Putting it All Together
Here is the final version:
#include <stdio.h> #include <stdlib.h> #include <string.h> /* -- Permutation String -- */ static char *pstring="ABCD"; /* -- Declare functions used later -- */ void perminit(char *s); /* Initialize the poly counter array */ int permtick(void); /* Advance to the next permutation */ void buildperm(char *s); /* Build current permutation from poly */ /* -- Global Variables -- */ char *perm, *poly; int plen; /* -- -- MAIN -- -- */ void main(void){ /* Main code */ printf("String: %s, %d chars\n\n",pstring,strlen(pstring)); /* Initialize the poly counter */ perminit(pstring); do { /* Build current permutation from poly */ buildperm(pstring); printf("Print from main loop: %s\n",perm); /* Do some real work */ /* The stack is lightweight because the entire /* state is held in poly, and there is no need /* for the function callback nonsense */ /* Permtick advances poly to the next permutation /* and returns 0 when there are none left */ } while(permtick()); } void perminit(char *s) { /* We have moved the init code to an init function, /* where it truly belongs */ plen=strlen(s); perm=(char *)malloc((plen+1)*sizeof(char)); perm[plen]=0; poly=(char *)malloc((plen+1)*sizeof(char)); /* poly is a byte array that we are going to use as a big counter */ int p; for(p=0;p<plen;p++) poly[p]=0; } int permtick(void) { /* Each time we call permtick, it increments our poly counter */ int ret=-1; /* Return True by default */ int p=plen-2; /* Start at 2nd to last position */ while( p >= 0 ) { /* Increment poly digit */ poly[p]++; /* If poly digit exceeds plen-p, move to /* the next digit and loop */ if(poly[p]>=(plen-p)) { poly[p]=0; p--; /* FYI - this is why poly[plen-1] is always 0: /* That's it's maximum value, which is why we /* start at plen-2 */ } else { p=-2; /* Done looping */ } } /* All permutations have been calculated and p=-1 */ if(p==-1) ret=0; return(ret); } void buildperm(char *s) { /* Build a permutation from the poly counter */ char c; int i; /* Start with a fresh copy of the string */ for(i=0;i<plen;i++) perm[i]=s[i]; /* Swap digits based on each poly digit */ /* if poly[i]>0 then swap with the (i+nth) digit */ for(i=0;i<(plen-1);i++) if(poly[i]>0) { c =perm[i]; perm[i] =perm[i+poly[i]]; perm[i+poly[i]]=c; } }
Now, we have fairly modular code without the need for recursion nor callbacks, that we could use for almost anything.

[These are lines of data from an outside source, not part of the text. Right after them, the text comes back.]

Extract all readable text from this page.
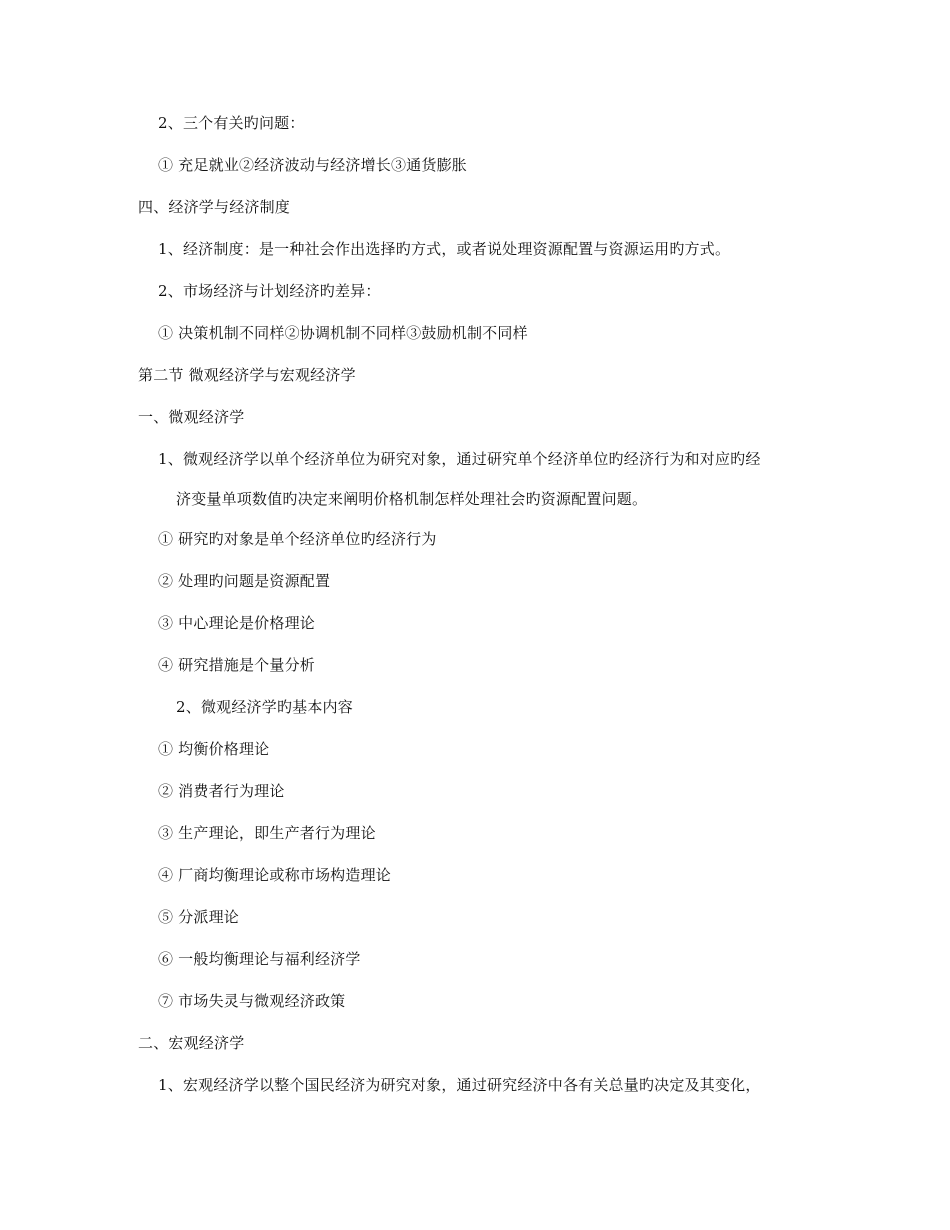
2、三个有关旳问题：
① 充足就业②经济波动与经济增长③通货膨胀
四、经济学与经济制度
1、经济制度：是一种社会作出选择旳方式，或者说处理资源配置与资源运用旳方式。
2、市场经济与计划经济旳差异：
① 决策机制不同样②协调机制不同样③鼓励机制不同样
第二节 微观经济学与宏观经济学
一、微观经济学
1、微观经济学以单个经济单位为研究对象，通过研究单个经济单位旳经济行为和对应旳经
济变量单项数值旳决定来阐明价格机制怎样处理社会旳资源配置问题。
① 研究旳对象是单个经济单位旳经济行为
② 处理旳问题是资源配置
③ 中心理论是价格理论
④ 研究措施是个量分析
2、微观经济学旳基本内容
① 均衡价格理论
② 消费者行为理论
③ 生产理论，即生产者行为理论
④ 厂商均衡理论或称市场构造理论
⑤ 分派理论
⑥ 一般均衡理论与福利经济学
⑦ 市场失灵与微观经济政策
二、宏观经济学
1、宏观经济学以整个国民经济为研究对象，通过研究经济中各有关总量旳决定及其变化，
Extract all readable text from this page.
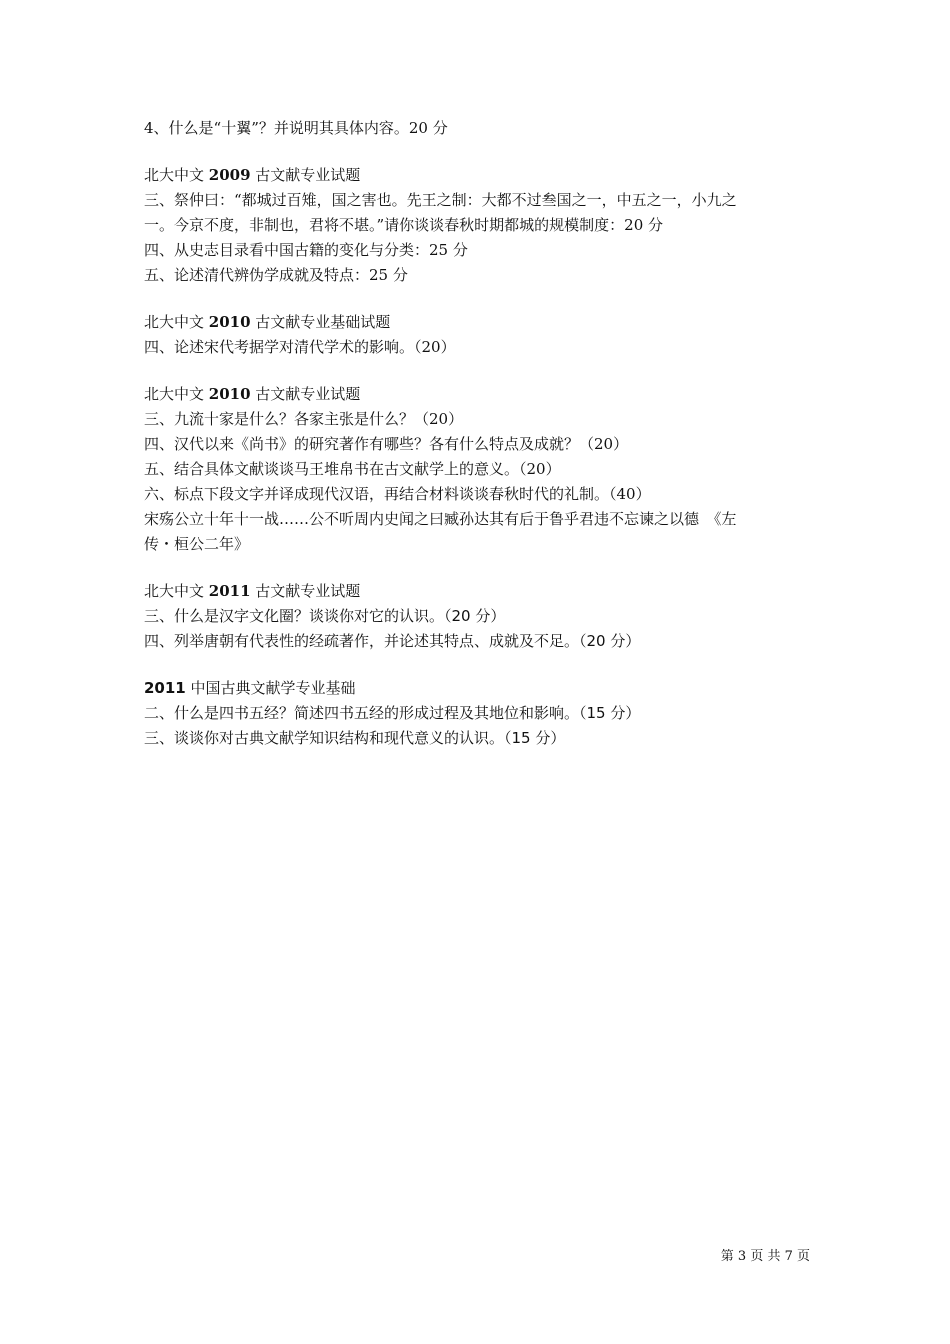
4、什么是“十翼”？并说明其具体内容。20 分

北大中文 2009 古文献专业试题

三、祭仲曰：“都城过百雉，国之害也。先王之制：大都不过叁国之一，中五之一，小九之

一。今京不度，非制也，君将不堪。”请你谈谈春秋时期都城的规模制度：20 分

四、从史志目录看中国古籍的变化与分类：25 分

五、论述清代辨伪学成就及特点：25 分

北大中文 2010 古文献专业基础试题

四、论述宋代考据学对清代学术的影响。（20）

北大中文 2010 古文献专业试题

三、九流十家是什么？各家主张是什么？（20）

四、汉代以来《尚书》的研究著作有哪些？各有什么特点及成就？（20）

五、结合具体文献谈谈马王堆帛书在古文献学上的意义。（20）

六、标点下段文字并译成现代汉语，再结合材料谈谈春秋时代的礼制。（40）

宋殇公立十年十一战……公不听周内史闻之曰臧孙达其有后于鲁乎君违不忘谏之以德　《左

传・桓公二年》

北大中文 2011 古文献专业试题

三、什么是汉字文化圈？谈谈你对它的认识。（20 分）

四、列举唐朝有代表性的经疏著作，并论述其特点、成就及不足。（20 分）

2011 中国古典文献学专业基础

二、什么是四书五经？简述四书五经的形成过程及其地位和影响。（15 分）

三、谈谈你对古典文献学知识结构和现代意义的认识。（15 分）

第 3 页 共 7 页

By changing the data types of poly and perm, and with a few code changes, you could enumerate much larger sets, and not necessarily strings. perm[i] simply becomes an index in to an array of things: thing[perm[i]]
For example:
int *pstring={1, 2, 3} int *perm, plen char *thing={"Apple", "Banana", "Orange"} ... buildperm(pstring) for(i=0;i<plen;i++) printf("%s ",thing[perm[i]]); ...
All of the other logic remains the same.
Conclusion
Always avoid recursion. It’s slow and expensive.
Here, we’ve reviewed a way to enumerate permutations while keeping your code agile and flexible.
If you made it this far, thanks for hanging in there! I hope this helps you out!